MALAYSIA’s paracycling national head coach Johari Nayan had long dreamed of developing his own ergo trainer to help with the development of cyclists and while the Movement Control Order (MCO) currently in place has left many whining, it gave him the chance to achieve this dream.
Having worked with one of his former riders, the Indonesian legend Tonton Susanto, who preached the efficiency of utilising the ergo trainer as part of his training regime, Johari was led to a welder in Indonesia who would build his prototype frame.
The frame complete in September last year, Johari just could’t find the time to complete the project, having been busy with the national paracycling squad’s Paralympic qualification bid in which they gained an historic three slots, although the Paralympics in Tokyo, just like the Olympics, has now been postponed to next year due to the global Covid 19 pandemic.
After the Covid 19 outbreak forced the Malaysian government to enforce the Movement Control Order (MCO) from March 18, which the National Sports Council (NSC) in turn instructed all athletes and coaches to adhere to, Johari saw this as the opportunity to complete his long overdue project.
Within the 14 days of the first phase of the MCO, Johari had mixed and matched a setup of single-speed chain and chainring to the crank-shaft, with a secondary drive-train featuring an old-fashioned down-tube shifter with a 7-speed mountain bike rear derailleur, with a 26 inch rear wheel also from the mountain bike realm.
A drop bar matched with a clip-on aero bar made up the cockpit, with saddle-height coming with a locking mechanism similar to a road bike.
All of that completed with a simple set of platform pedals and Johari’s saddle taken from his road bike collection, all mounted on a steel frame that weighed no more than 15kg in total.
“This is the basic set-up, which can be built according to size just like your road or mountain bike.
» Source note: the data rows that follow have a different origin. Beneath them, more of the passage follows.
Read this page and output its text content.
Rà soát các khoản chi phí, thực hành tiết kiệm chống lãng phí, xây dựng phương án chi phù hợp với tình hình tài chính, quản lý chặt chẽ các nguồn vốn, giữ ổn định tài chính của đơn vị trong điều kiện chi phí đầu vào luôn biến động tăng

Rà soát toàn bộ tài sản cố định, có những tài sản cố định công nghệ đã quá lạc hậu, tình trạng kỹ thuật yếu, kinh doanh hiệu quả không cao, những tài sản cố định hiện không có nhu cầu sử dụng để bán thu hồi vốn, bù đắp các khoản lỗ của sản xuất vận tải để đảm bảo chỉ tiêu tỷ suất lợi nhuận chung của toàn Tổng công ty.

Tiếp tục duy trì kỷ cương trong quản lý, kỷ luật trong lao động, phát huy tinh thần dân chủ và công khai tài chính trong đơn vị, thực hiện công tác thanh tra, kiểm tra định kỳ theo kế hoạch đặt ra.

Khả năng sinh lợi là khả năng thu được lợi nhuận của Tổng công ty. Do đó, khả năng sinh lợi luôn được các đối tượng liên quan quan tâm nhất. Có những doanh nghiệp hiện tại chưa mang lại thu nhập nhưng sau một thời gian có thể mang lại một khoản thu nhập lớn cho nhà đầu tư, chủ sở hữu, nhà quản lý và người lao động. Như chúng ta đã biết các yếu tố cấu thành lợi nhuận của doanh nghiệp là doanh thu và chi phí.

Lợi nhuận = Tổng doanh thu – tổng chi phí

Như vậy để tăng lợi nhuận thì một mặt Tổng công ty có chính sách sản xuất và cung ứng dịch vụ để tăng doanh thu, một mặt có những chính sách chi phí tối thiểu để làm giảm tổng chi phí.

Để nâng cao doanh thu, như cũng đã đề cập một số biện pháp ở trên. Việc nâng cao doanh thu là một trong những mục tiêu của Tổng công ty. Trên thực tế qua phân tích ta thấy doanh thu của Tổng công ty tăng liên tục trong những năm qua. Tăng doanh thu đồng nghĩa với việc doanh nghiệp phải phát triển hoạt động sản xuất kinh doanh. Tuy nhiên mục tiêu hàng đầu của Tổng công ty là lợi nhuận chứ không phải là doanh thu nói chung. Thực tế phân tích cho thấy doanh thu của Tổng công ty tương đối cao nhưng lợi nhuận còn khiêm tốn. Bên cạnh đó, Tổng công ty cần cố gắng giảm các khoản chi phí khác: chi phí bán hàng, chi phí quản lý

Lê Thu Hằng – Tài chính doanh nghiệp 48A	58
This one is a size M, which is my size,” said Johari.
The LeTua Ergo Bike’s steel frame holds it in position and is surprisingly very sturdy, even Johari’s 97kg frame under a sprint effort as he demonstrated, did not seem to cause any vibration or displacement as the bike stood its ground as the fanned spokes blew a heavy gust of wind into the curtains at his home. (watch demo in video above)
Having completed the prototype and testing, Johari said he primarily thought of the idea to help with development of cyclists in the country.
“This can be used both to train juniors to high performance athletes. I initially wanted to build this to train the athletes under me, but it can be used by anyone, from cyclists to triathletes to those preparing for IronMan,” said Johari.
In its base setup, Johari said the bike will be sold for between RM1,200 and RM1,500.
“Of course, just like a road bike, you can pick and choose what components you want. You can ad a powermeter or higher end cranks or gearing. But of course that would add to the price,” he said.